I Wish We All Could Win is the debut album from the Christian rock band The Afters. The album contains their Dove Award-nominated hit single "Beautiful Love". The album is notable for having two tracks on it used as theme songs. The aforementioned Beautiful Love was used for the MTV reality series "8th and Ocean" while the track "Until The World" was used as the theme song to the ABC Family drama Beautiful People. "You", "All That I Am", and "Someday" all charted on Billboard'''s Christian Songs chart.

Critical response

The website "Soul Purpose" remarked in their review: "The Afters display talent belying their short existence. ... engag[ing] the listener on a personal journey.  A glimpse of the soul is rare indeed [but] the Afters debut effortlessly captures that."  More often than not, critics have approved of the soulful pop rock The Afters deliver on this disc, regardless of its more overt religious themes.

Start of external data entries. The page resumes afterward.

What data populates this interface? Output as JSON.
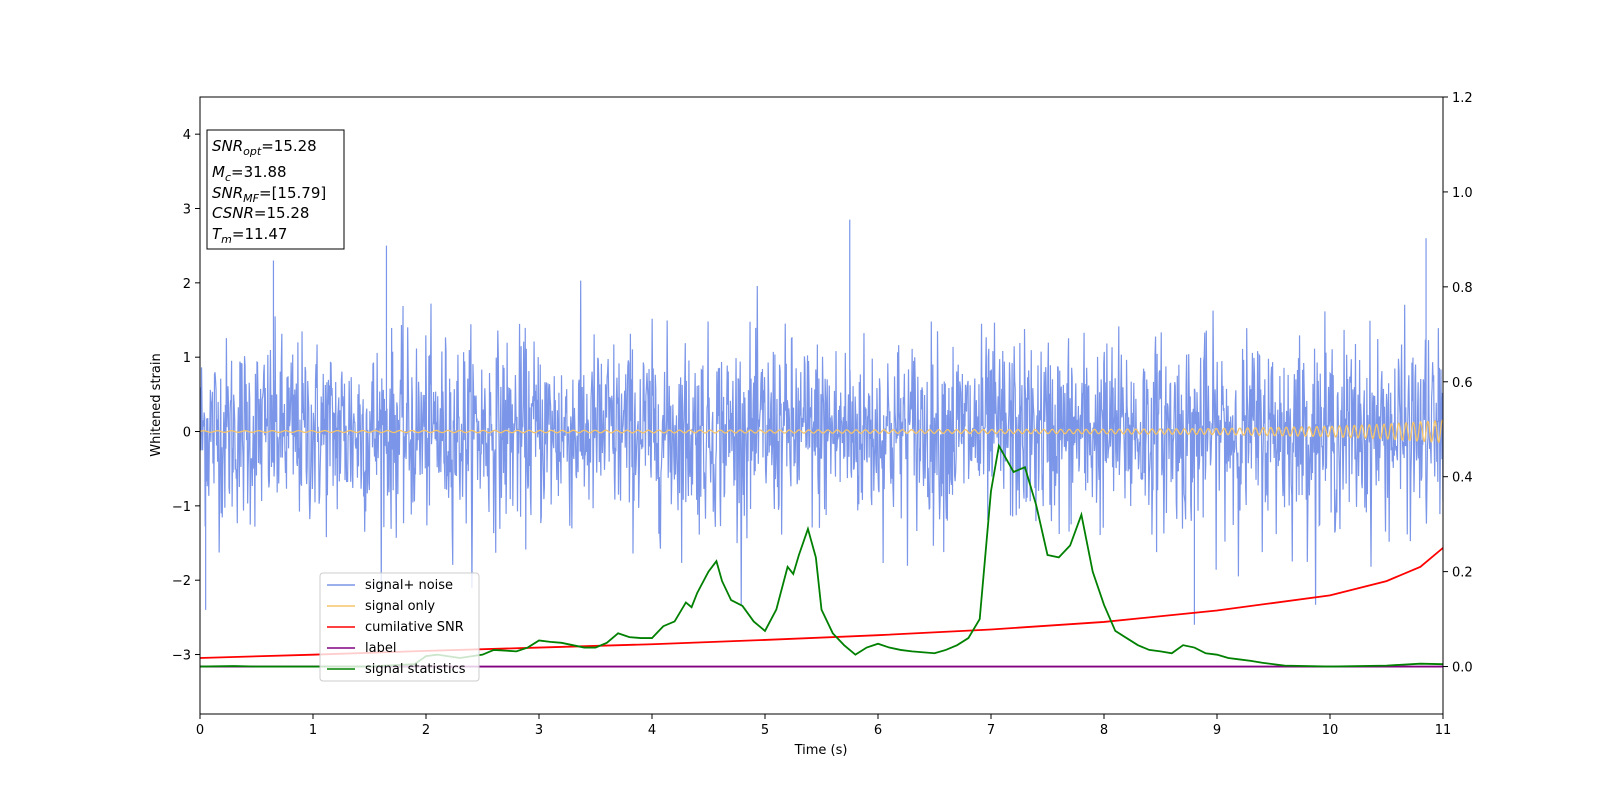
{
  "chart_data": {
    "type": "line",
    "xlabel": "Time (s)",
    "ylabel": "Whitened strain",
    "xlim": [
      0,
      11
    ],
    "ylim": [
      -3.8,
      4.5
    ],
    "y2lim": [
      -0.1,
      1.2
    ],
    "x_ticks": [
      "0",
      "1",
      "2",
      "3",
      "4",
      "5",
      "6",
      "7",
      "8",
      "9",
      "10",
      "11"
    ],
    "y_ticks": [
      "−3",
      "−2",
      "−1",
      "0",
      "1",
      "2",
      "3",
      "4"
    ],
    "y2_ticks": [
      "0.0",
      "0.2",
      "0.4",
      "0.6",
      "0.8",
      "1.0",
      "1.2"
    ],
    "legend_position": "lower-left",
    "info_box": {
      "snr_opt": {
        "base": "SNR",
        "sub": "opt",
        "value": "=15.28"
      },
      "mc": {
        "base": "M",
        "sub": "c",
        "value": "=31.88"
      },
      "snr_mf": {
        "base": "SNR",
        "sub": "MF",
        "value": "=[15.79]"
      },
      "csnr": {
        "base": "CSNR",
        "value": "=15.28"
      },
      "tm": {
        "base": "T",
        "sub": "m",
        "value": "=11.47"
      }
    },
    "series": [
      {
        "name": "signal+ noise",
        "color": "#7b96e8",
        "axis": "left",
        "note_random_envelope": true,
        "amplitude_approx": 1.5,
        "peaks": [
          [
            0.05,
            -2.4
          ],
          [
            0.65,
            2.3
          ],
          [
            1.65,
            2.5
          ],
          [
            5.75,
            2.85
          ],
          [
            8.8,
            -2.6
          ],
          [
            10.85,
            2.6
          ]
        ]
      },
      {
        "name": "signal only",
        "color": "#f5c46a",
        "axis": "left",
        "envelope": [
          [
            0,
            0.01
          ],
          [
            5,
            0.02
          ],
          [
            8,
            0.03
          ],
          [
            9,
            0.04
          ],
          [
            10,
            0.07
          ],
          [
            10.5,
            0.1
          ],
          [
            11,
            0.15
          ]
        ]
      },
      {
        "name": "cumilative SNR",
        "color": "#ff0000",
        "axis": "right",
        "x": [
          0,
          1,
          2,
          3,
          4,
          5,
          6,
          7,
          8,
          9,
          10,
          10.5,
          10.8,
          11
        ],
        "y": [
          0.018,
          0.025,
          0.033,
          0.04,
          0.047,
          0.056,
          0.066,
          0.078,
          0.094,
          0.118,
          0.15,
          0.18,
          0.21,
          0.25
        ]
      },
      {
        "name": "label",
        "color": "#800080",
        "axis": "right",
        "x": [
          0,
          11
        ],
        "y": [
          0.0,
          0.0
        ]
      },
      {
        "name": "signal statistics",
        "color": "#008000",
        "axis": "right",
        "x": [
          0,
          0.3,
          0.5,
          1.0,
          1.5,
          1.9,
          2.0,
          2.1,
          2.3,
          2.5,
          2.6,
          2.8,
          2.9,
          3.0,
          3.1,
          3.2,
          3.4,
          3.5,
          3.6,
          3.7,
          3.8,
          3.9,
          4.0,
          4.1,
          4.2,
          4.3,
          4.35,
          4.4,
          4.5,
          4.57,
          4.62,
          4.7,
          4.8,
          4.9,
          5.0,
          5.1,
          5.2,
          5.25,
          5.3,
          5.38,
          5.45,
          5.5,
          5.6,
          5.7,
          5.8,
          5.9,
          6.0,
          6.1,
          6.2,
          6.3,
          6.5,
          6.6,
          6.7,
          6.8,
          6.9,
          7.0,
          7.07,
          7.2,
          7.3,
          7.4,
          7.5,
          7.6,
          7.7,
          7.8,
          7.9,
          8.0,
          8.1,
          8.2,
          8.3,
          8.4,
          8.5,
          8.6,
          8.7,
          8.8,
          8.9,
          9.0,
          9.1,
          9.2,
          9.3,
          9.4,
          9.6,
          10.0,
          10.5,
          10.8,
          11.0
        ],
        "y": [
          0.0,
          0.001,
          0.0,
          0.0,
          0.0,
          0.005,
          0.022,
          0.025,
          0.018,
          0.025,
          0.035,
          0.032,
          0.04,
          0.055,
          0.052,
          0.05,
          0.04,
          0.04,
          0.05,
          0.07,
          0.062,
          0.06,
          0.06,
          0.085,
          0.095,
          0.135,
          0.125,
          0.155,
          0.2,
          0.222,
          0.18,
          0.14,
          0.128,
          0.095,
          0.075,
          0.12,
          0.21,
          0.195,
          0.235,
          0.29,
          0.23,
          0.12,
          0.07,
          0.045,
          0.025,
          0.04,
          0.048,
          0.04,
          0.035,
          0.032,
          0.028,
          0.035,
          0.045,
          0.06,
          0.1,
          0.37,
          0.465,
          0.41,
          0.42,
          0.34,
          0.235,
          0.23,
          0.255,
          0.32,
          0.2,
          0.13,
          0.075,
          0.06,
          0.045,
          0.035,
          0.032,
          0.028,
          0.045,
          0.04,
          0.028,
          0.025,
          0.018,
          0.015,
          0.012,
          0.008,
          0.002,
          0.0,
          0.002,
          0.006,
          0.005
        ]
      }
    ]
  }
}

Jesus Freak Hideout gave the album 4½ stars out of 5 commenting that "The Afters' approach to worship is a classy and thoughtful one." Christianity Today.com gave the album 3½ stars out of 5 and added that it effectively "manage[s] to straddle the fence between what Christian and mainstream radio is willing to play." Allmusic gave the album 3½ stars out of 5.

Track listing

 Personnel 

Joshua Havens – vocals, guitar
Matt Fuqua – vocals, guitar
Brad Wigg – bass guitar, vocals
Marc Dodd – drums

Charts

Album
 Top Heatseekers Album: No. 40
 Top Christian Albums: No. 24

Singles

Awards
In 2005, CCM Magazine selected I Wish We All Could Win'' for the Editor's Top 10 Albums.
In 2006, the album was nominated for a Dove Award for Rock/Contemporary Album of the Year at the 37th GMA Dove Awards.
The song "Beautiful Love" was also nominated for a Dove Award for Rock/Contemporary Recorded Song of the Year.